Gesture Avatar: A Technique for Operating Mobile User Interfaces Using Gestures
Hao Lu, Yang Li
Presented at CHI 2011, May 7-12, 2011, Vancouver, British Columbia, Canada
Author Bios
- Hao Lu is a graduate student in the University of Washington's Computer Science and Engineering Department and DUB Group. He is interested in new interaction methods.
- Yang Li is a senior research scientist at Google and was a research associate at the University of Washington. He holds a PhD in Computer Science from the Chinese Academy of Sciences. He is primarily interested in gesture-based interaction, with many of his projects implemented on Android.
Summary
Hypothesis
Does Gesture Avatar outperform Shift? Is it slower on large objects and faster on small ones? Is it less error-prone? Will mobile situations affect it less than Shift?
Methods
The walking tasks were performed on a treadmill. All participants used touchscreen phones extensively. A within-subjects factorial user study had half the participants use Shift then Gesture Avatar and then vice versa for the other half. For each technique, the task was performed while sitting and walking. Users were asked to locate a single highlighted target out of 24 small letter boxes. Ambiguity was simluated by controlling the distance between objects and the number of letters used. Finger positions were stabilized.
Results
Gesture Avatar is faster than Shift for small targets and slower for large ones. Medium sizes did not significantly different times. Shift while sitting was faster than Shift while standing, but Gesture Avatar found no difference. Gesture Avatar was far more consistent than Shift across the varying tests and also had lower error rates. Most participants preferred Gesture Avatar.
Contents
Touchscreen mobile devices struggle with low precision due to the size of fingers and covering up the target. Increasing the size of widgets is not always feasible. The authors developed Gesture Avatar, which combines the visibility of traditional GUIs and the casual interaction of gestures. The user's gesture is drawn to the screen and can be manipulated to affect the underlying widget. The translucent bounding box of a drawn gesture is associated with an element and can be tapped to use the widget. Gestures can be arbitrary and have multiple types of interaction. An incorrect association can be corrected with directional gestures or by dismissing it. The previous work in this area does not focus on gestures or requires significant adjustment of the UI.
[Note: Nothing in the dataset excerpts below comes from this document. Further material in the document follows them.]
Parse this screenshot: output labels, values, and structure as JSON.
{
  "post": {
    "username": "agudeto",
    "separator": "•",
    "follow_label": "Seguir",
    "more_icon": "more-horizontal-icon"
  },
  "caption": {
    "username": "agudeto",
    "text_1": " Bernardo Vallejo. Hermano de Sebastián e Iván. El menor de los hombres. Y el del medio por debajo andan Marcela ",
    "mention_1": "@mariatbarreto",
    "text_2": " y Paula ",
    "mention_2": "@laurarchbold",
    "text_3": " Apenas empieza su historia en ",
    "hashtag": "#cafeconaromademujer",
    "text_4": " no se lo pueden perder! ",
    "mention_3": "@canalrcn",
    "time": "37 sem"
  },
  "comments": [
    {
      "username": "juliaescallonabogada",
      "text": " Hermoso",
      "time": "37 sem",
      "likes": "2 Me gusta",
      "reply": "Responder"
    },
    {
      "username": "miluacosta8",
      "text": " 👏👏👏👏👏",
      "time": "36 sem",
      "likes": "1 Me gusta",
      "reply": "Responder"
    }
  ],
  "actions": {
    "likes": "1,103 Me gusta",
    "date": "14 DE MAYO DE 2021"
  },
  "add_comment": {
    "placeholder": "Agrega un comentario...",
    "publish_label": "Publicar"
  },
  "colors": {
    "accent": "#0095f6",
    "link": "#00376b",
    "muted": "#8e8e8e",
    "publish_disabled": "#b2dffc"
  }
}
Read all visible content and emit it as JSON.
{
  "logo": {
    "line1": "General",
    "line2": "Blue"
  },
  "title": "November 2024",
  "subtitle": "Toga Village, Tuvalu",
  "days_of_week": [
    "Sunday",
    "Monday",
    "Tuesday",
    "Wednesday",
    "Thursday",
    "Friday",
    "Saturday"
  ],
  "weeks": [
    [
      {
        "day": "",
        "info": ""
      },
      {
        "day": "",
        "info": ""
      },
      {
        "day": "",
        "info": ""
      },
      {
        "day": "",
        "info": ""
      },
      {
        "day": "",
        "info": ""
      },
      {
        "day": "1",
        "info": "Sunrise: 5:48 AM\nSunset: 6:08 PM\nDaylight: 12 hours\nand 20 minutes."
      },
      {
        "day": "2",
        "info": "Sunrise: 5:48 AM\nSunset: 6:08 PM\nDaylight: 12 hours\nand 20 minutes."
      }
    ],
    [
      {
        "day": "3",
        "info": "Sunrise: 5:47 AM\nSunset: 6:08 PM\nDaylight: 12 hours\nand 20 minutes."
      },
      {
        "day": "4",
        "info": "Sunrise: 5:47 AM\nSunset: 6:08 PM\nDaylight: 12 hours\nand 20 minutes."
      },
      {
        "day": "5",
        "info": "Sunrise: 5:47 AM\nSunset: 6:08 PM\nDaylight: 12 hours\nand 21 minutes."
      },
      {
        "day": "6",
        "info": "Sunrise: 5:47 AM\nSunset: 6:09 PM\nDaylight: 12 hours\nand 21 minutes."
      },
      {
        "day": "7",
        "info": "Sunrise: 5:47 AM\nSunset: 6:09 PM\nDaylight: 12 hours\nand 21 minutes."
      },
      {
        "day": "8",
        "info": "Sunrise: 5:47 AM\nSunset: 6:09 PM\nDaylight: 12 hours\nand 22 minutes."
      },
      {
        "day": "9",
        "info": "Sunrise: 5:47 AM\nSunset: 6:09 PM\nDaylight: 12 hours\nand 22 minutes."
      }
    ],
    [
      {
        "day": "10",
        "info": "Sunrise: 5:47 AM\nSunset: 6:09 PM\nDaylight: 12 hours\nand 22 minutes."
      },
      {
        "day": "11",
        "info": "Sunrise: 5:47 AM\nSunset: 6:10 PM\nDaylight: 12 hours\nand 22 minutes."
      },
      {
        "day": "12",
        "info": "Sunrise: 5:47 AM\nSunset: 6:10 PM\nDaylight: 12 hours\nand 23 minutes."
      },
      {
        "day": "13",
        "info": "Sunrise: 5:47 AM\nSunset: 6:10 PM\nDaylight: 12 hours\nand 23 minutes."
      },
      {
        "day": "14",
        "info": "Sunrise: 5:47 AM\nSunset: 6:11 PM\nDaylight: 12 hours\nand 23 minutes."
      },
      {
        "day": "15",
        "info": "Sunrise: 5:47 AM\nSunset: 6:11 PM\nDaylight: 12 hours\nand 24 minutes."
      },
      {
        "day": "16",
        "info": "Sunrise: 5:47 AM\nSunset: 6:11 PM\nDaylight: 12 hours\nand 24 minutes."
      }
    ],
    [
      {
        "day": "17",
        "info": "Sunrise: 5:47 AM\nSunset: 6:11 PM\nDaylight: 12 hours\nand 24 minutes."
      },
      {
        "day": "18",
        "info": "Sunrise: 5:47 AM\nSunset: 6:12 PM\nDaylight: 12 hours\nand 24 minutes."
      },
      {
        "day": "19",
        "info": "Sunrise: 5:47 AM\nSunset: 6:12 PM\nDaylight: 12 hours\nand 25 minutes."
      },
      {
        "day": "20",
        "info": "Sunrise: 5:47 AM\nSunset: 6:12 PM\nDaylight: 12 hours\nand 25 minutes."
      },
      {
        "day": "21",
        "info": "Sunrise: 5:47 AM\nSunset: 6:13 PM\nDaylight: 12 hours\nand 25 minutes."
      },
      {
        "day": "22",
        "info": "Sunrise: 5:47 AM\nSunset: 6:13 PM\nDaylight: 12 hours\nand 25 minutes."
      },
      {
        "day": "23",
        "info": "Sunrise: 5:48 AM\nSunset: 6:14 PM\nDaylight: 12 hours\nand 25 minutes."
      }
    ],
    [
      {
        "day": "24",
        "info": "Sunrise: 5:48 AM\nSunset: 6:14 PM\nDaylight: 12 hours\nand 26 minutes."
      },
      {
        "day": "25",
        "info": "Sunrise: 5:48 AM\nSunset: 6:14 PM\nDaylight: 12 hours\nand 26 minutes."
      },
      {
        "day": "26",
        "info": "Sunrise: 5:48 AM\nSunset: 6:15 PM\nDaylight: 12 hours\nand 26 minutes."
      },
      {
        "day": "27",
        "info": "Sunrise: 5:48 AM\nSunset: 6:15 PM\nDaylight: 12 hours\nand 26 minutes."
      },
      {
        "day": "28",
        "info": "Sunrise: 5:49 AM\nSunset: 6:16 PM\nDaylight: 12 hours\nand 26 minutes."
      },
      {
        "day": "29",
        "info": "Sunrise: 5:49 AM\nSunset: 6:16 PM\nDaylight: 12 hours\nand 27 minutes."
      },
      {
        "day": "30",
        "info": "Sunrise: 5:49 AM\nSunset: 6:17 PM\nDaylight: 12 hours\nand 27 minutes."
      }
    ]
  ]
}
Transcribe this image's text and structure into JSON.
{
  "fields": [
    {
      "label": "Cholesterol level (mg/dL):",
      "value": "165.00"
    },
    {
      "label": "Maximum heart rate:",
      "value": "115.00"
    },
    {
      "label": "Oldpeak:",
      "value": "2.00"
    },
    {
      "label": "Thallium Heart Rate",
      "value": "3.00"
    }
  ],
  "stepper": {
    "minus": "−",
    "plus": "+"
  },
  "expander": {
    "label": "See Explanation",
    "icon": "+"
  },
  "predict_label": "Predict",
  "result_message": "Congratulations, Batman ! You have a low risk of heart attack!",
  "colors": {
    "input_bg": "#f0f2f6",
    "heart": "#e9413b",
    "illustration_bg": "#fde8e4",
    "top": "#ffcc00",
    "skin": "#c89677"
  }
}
The system first distinguishes taps from gestures and then displays the gesture with its bounding box and target. Gestures are first classified as characters or shapes and then identified, with shapes being compared to on-screen objects. A 2D Gaussian distribution is used to determine the target. Possible uses include a mobile browser, media player, moving the caret in a text box, and navigating a map program. In all cases, the program was wrapped into the UI as an additional interaction layer.
Gesture Avatar can be accelerated in cases of low ambiguity and can track moving targets. The stroked gesture is shown to be consistent with the avatar metaphor. It struggles with mode switching from gestures to actions.
Discussion
The authors of this paper tested Gesture Avatar against a preexisting method and supposed that theirs would perform better in many respects. Their user test was comprehensive in the range of variables, so I have no doubt that Gesture Search performs better than Shift in a number of ways.
When I was reading this paper, I couldn't help but think of Li's Gesture Search (to the point where I would accidentally type "Search" instead of "Avatar"). The upcoming release of Android 4 strives for a more consistent interface, and I can't think of what would be more consistent than combining these two systems on a mobile device. I would have tested this myself, but the interface is not yet available.
This system seems like it could help considerably with navigating webpages, much less the other examples provided. I frequently need to visit the cached version of a website in Google's search results, but usually my fingers, which are very far from huge, trigger another action instead. A targeted gesture avatar could dramatically reduce that frustration, which for me would make the software definitely worth the download for that alone.